RILRequest rr = obtainRequest(RIL_REQUEST_DIAL, result,

mRILDefaultWorkSource);

Dial dialInfo = new Dial();

dialInfo.address = convertNullToEmptyString(address);

dialInfo.clir = clirMode;

if (uusInfo != null) {

UusInfo info = new UusInfo();

info.uusType = uusInfo.getType();

info.uusDcs = uusInfo.getDcs();

info.uusData = new String(uusInfo.getUserData());

dialInfo.uusInfo.add(info);

}

if (RILJ_LOGD) {

// Do not log function arg for privacy

riljLog(rr.serialString() + "> " + requestToString(rr.mRequest));

}

try {

//调用dial方法

radioProxy.dial(rr.mSerial, dialInfo);

} catch (RemoteException | RuntimeException e) {

handleRadioProxyExceptionForRR(rr, "dial", e);

}

}

}

1.1使用单例模式通过获取Radio对象，可以看到其获取的是HIDL的对象，并且设置的回复方法mRadioResponse，可以参见RIL架构分析。

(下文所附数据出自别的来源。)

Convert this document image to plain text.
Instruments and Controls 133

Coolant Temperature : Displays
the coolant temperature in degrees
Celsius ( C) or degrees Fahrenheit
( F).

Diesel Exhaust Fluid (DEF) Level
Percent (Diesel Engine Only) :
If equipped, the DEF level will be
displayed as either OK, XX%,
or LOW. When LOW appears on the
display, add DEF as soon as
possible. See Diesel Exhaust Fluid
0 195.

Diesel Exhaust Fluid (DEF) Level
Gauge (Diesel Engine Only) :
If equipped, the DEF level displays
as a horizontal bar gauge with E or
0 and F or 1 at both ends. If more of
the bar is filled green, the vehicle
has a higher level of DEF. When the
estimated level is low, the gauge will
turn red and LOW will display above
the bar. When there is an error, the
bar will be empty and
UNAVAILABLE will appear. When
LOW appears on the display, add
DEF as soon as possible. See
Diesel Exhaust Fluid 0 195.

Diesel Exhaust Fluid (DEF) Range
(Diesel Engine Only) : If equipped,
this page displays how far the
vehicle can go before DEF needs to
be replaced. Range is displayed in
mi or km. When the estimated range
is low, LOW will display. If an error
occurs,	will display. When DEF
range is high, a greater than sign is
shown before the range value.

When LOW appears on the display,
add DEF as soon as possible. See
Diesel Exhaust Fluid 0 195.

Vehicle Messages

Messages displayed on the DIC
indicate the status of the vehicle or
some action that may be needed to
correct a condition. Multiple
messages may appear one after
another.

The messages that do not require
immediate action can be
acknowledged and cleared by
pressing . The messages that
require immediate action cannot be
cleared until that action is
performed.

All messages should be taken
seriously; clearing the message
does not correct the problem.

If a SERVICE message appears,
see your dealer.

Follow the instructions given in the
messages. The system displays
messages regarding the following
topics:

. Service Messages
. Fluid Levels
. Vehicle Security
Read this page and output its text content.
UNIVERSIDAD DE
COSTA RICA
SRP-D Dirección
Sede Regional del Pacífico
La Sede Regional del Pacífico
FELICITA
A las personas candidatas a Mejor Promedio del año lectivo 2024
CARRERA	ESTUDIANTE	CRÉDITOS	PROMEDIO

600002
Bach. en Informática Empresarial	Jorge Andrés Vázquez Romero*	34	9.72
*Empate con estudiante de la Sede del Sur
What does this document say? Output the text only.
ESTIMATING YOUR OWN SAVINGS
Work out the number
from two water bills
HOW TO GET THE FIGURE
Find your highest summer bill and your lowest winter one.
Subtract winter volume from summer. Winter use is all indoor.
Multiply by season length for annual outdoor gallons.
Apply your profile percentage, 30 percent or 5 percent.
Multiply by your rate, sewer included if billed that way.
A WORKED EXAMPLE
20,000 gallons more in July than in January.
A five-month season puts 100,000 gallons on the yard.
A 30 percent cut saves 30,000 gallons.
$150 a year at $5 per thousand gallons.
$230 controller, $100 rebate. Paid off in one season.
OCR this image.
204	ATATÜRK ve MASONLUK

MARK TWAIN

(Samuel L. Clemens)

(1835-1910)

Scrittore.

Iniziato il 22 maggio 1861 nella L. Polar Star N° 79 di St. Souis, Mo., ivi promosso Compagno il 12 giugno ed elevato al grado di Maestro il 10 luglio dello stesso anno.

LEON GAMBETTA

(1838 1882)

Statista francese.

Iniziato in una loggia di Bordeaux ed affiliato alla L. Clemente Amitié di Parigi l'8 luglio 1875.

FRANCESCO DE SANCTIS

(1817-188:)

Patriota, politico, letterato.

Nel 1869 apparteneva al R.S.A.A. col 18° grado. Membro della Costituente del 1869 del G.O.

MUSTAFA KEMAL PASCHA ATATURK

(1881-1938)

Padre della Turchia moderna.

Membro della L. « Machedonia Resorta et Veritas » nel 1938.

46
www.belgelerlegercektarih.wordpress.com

protected IRadio getRadioProxy(Message result) {

...

try {

//获取HIDL的服务并设置setResponseFunctions

mRadioProxy = IRadio.getService(HIDL_SERVICE_NAME[mPhoneId == null ? 0 : mPhoneId]);

if (mRadioProxy != null) {

mRadioProxy.linkToDeath(mRadioProxyDeathRecipient,

mRadioProxyCookie.incrementAndGet());

//设置mRadioResponse和mRadioIndication

mRadioProxy.setResponseFunctions(mRadioResponse, mRadioIndication);

} else {

riljLoge("getRadioProxy: mRadioProxy == null");

}

} catch (RemoteException | RuntimeException e) {

mRadioProxy = null;

riljLoge("RadioProxy getService/setResponseFunctions: " + e);

}

...

}

可以看到其通过HIDL方式获取到Radio对象后，进一步调用此对象的dial方法

继续查找远端的Radio类

发现RadioImpl继承了IRadio

struct RadioImpl : public V1_1::IRadio

2.在 ril_service 中实现了dial方法，继续跟进此方法

Return RadioImpl::dial(int32_t serial, const Dial& dialInfo) {

#if VDBG

RLOGD("dial: serial %d", serial);

#endif

//构建请求对象，Event侧和reference测协定的统一格式,当从event测发送到reference测时需要标准化为此对象

RequestInfo *pRI = android::addRequestToList(serial, mSlotId, RIL_REQUEST_DIAL);

if (pRI == NULL) {

return Void();

}

RIL_Dial dial = {};

RIL_UUS_Info uusInfo = {};

int32_t sizeOfDial = sizeof(dial);

if (!copyHidlStringToRil(&dial.address, dialInfo.address, pRI)) {

return Void();

}

dial.clir = (int) dialInfo.clir;

if (dialInfo.uusInfo.size() != 0) {

uusInfo.uusType = (RIL_UUS_Type) dialInfo.uusInfo[0].uusType;

uusInfo.uusDcs = (RIL_UUS_DCS) dialInfo.uusInfo[0].uusDcs;

if (dialInfo.uusInfo[0].uusData.size() == 0) {

uusInfo.uusData = NULL;

uusInfo.uusLength = 0;

} else {

if (!copyHidlStringToRil(&uusInfo.uusData, dialInfo.uusInfo[0].uusData, pRI)) {

memsetAndFreeStrings(1, dial.address);

return Void();

}

uusInfo.uusLength = dialInfo.uusInfo[0].uusData.size();

}

dial.uusInfo = &uusInfo;

}

//

CALL_ONREQUEST(RIL_REQUEST_DIAL, &dial, sizeOfDial, pRI, mSlotId);

memsetAndFreeStrings(2, dial.address, uusInfo.uusData);

return Void();

}

疑问点:为何没有进入EventLoop循环？？？？

在Android7.0上是通过Select获取Socke发送过来的消息，然后通过EventLoop进行处理，最后调用到processCommandsCallback之后进行处理。和同事沟通后HIDL发送消息也会被Select获取到，之后一路调用到ev->func(ev->fd, 0, ev->param); ，但在8.0上没有processCommandsCallback处理，这里笔者也未追溯到其如何进一步处理，后续会进一步进行分析。但从现有源码来看其是调用到了RadioImpl的dial方法进行处理。

3.继续跟踪CALL_ONREQUEST

搜索CALL_ONREQUEST，可以看到其实际调用的是s_vendorFunctions->onRequest

#define CALL_ONREQUEST(a, b, c, d, e) s_vendorFunctions->onRequest((a), (b), (c), (d))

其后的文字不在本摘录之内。